For Those With a History…
Unfortunately, when it comes to credit, the stats for our age group do not look good. In the last 15 years, the average credit card debt we carry after graduating has climbed to about $2,623. Throw in all the student loans we’ve been taking out lately, and “bleak” doesn’t even begin to describe the picture.
Thankfully, the loans and credit debt you graduated with do not have to dominate the future:
Talk to An Expert
Talk to a nonprofit credit counselor or someone who can help review finances, establish a budget, and help repay debts
Apply for More Credit Cards with Lower Interest Rates
The more available credit you have, the better. Spreading a large balance over two or more cards with lower interest rates looks better to credit bureaus. Compare cards at CardRatings.com.
Contact a bank or credit union about debt consolidation through a fixed rate loan. Debt consolidation means you’re agreeing to pay the full amount that you owe over a specified period of time at a fixed interest rate. Under a debt consolidation plan, a bank grants you a loan to cover all of your debt, and you agree to pay back the bank with a fixed monthly payment over a specific amount of time, such as five years. Fixed payment plans like this look great to credit bureaus, because it shows that a bank has faith that you’ll pay them back consistently. Check out our article Student Debt Consolidation and Forgiveness for more help.
Try to Avoid Debt Management Plans
Debt management is the sleazier cousin of debt consolidation. Debt management agencies negotiate with your creditors to forgive some of your debt, basically saying that you can’t afford to pay it all off and if your creditors don’t play ball they won’t get jack.
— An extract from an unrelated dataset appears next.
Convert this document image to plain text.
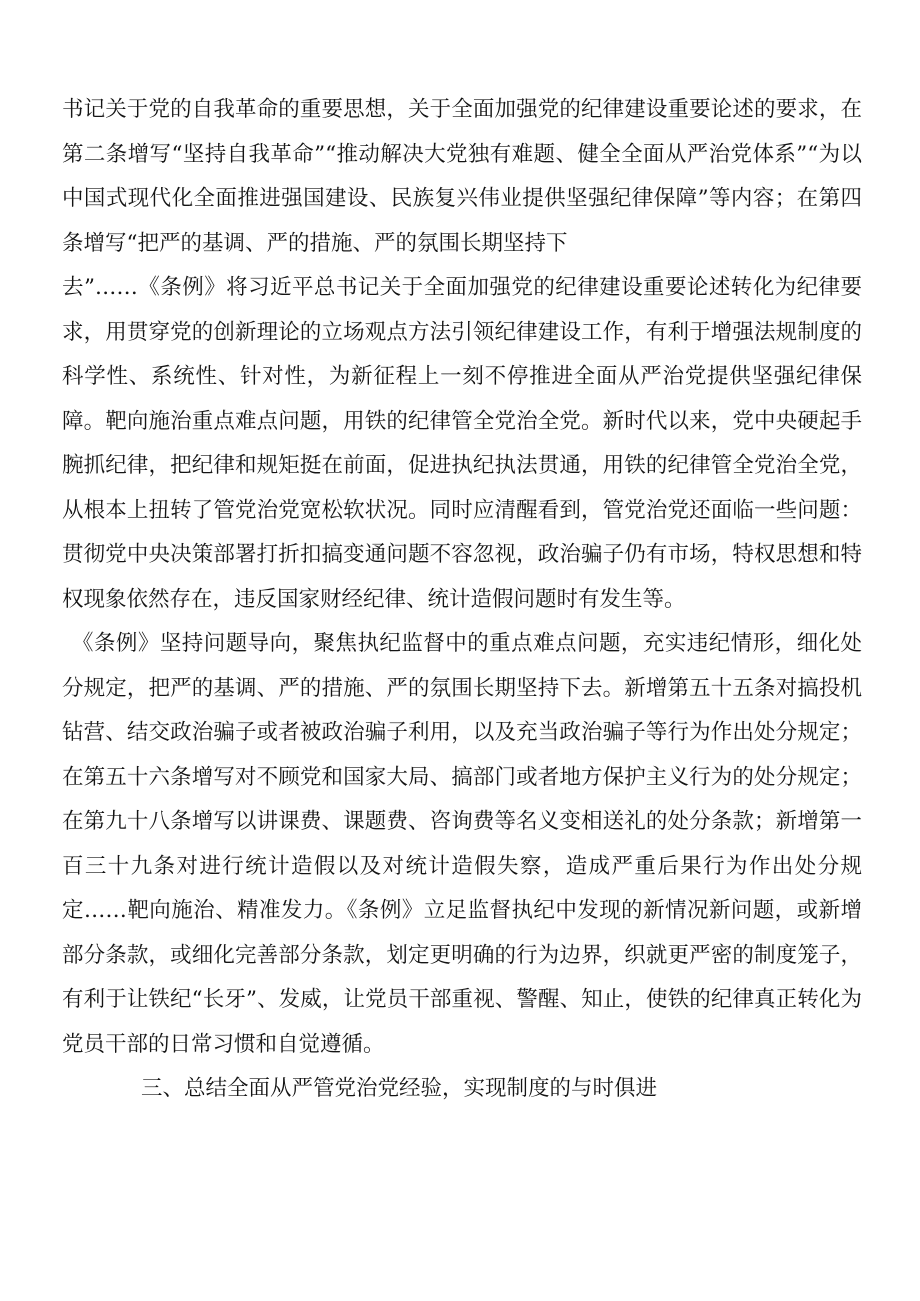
书记关于党的自我革命的重要思想，关于全面加强党的纪律建设重要论述的要求，在第二条增写“坚持自我革命”“推动解决大党独有难题、健全全面从严治党体系”“为以中国式现代化全面推进强国建设、民族复兴伟业提供坚强纪律保障”等内容；在第四条增写“把严的基调、严的措施、严的氛围长期坚持下

去”……《条例》将习近平总书记关于全面加强党的纪律建设重要论述转化为纪律要求，用贯穿党的创新理论的立场观点方法引领纪律建设工作，有利于增强法规制度的科学性、系统性、针对性，为新征程上一刻不停推进全面从严治党提供坚强纪律保障。靶向施治重点难点问题，用铁的纪律管全党治全党。新时代以来，党中央硬起手腕抓纪律，把纪律和规矩挺在前面，促进执纪执法贯通，用铁的纪律管全党治全党，从根本上扭转了管党治党宽松软状况。同时应清醒看到，管党治党还面临一些问题：贯彻党中央决策部署打折扣搞变通问题不容忽视，政治骗子仍有市场，特权思想和特权现象依然存在，违反国家财经纪律、统计造假问题时有发生等。

《条例》坚持问题导向，聚焦执纪监督中的重点难点问题，充实违纪情形，细化处分规定，把严的基调、严的措施、严的氛围长期坚持下去。新增第五十五条对搞投机钻营、结交政治骗子或者被政治骗子利用，以及充当政治骗子等行为作出处分规定；在第五十六条增写对不顾党和国家大局、搞部门或者地方保护主义行为的处分规定；在第九十八条增写以讲课费、课题费、咨询费等名义变相送礼的处分条款；新增第一百三十九条对进行统计造假以及对统计造假失察，造成严重后果行为作出处分规定……靶向施治、精准发力。《条例》立足监督执纪中发现的新情况新问题，或新增部分条款，或细化完善部分条款，划定更明确的行为边界，织就更严密的制度笼子，有利于让铁纪“长牙”、发威，让党员干部重视、警醒、知止，使铁的纪律真正转化为党员干部的日常习惯和自觉遵循。

三、总结全面从严管党治党经验，实现制度的与时俱进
Then the newly reduced debt balances are lumped into a fixed month payment which you pay—and this is key—to the sleazoid agency. They then usually invest your money for a profit and wait until the last possible date to pay your creditors, therefore totally screwing your credit even if you’re paying the agency on time. All around, debt management can spell bad news and should be viewed as the second-to-last resort to:
Avoid it at all costs. Filing for bankruptcy pardons you from paying off debt. But it completely screws you for seven years, making loans and credit cards virtually impossible to obtain— especially in the first two or three years. It’s a blemish as nasty as Kelly Kapowski’s on the Saved By the Bell prom episode.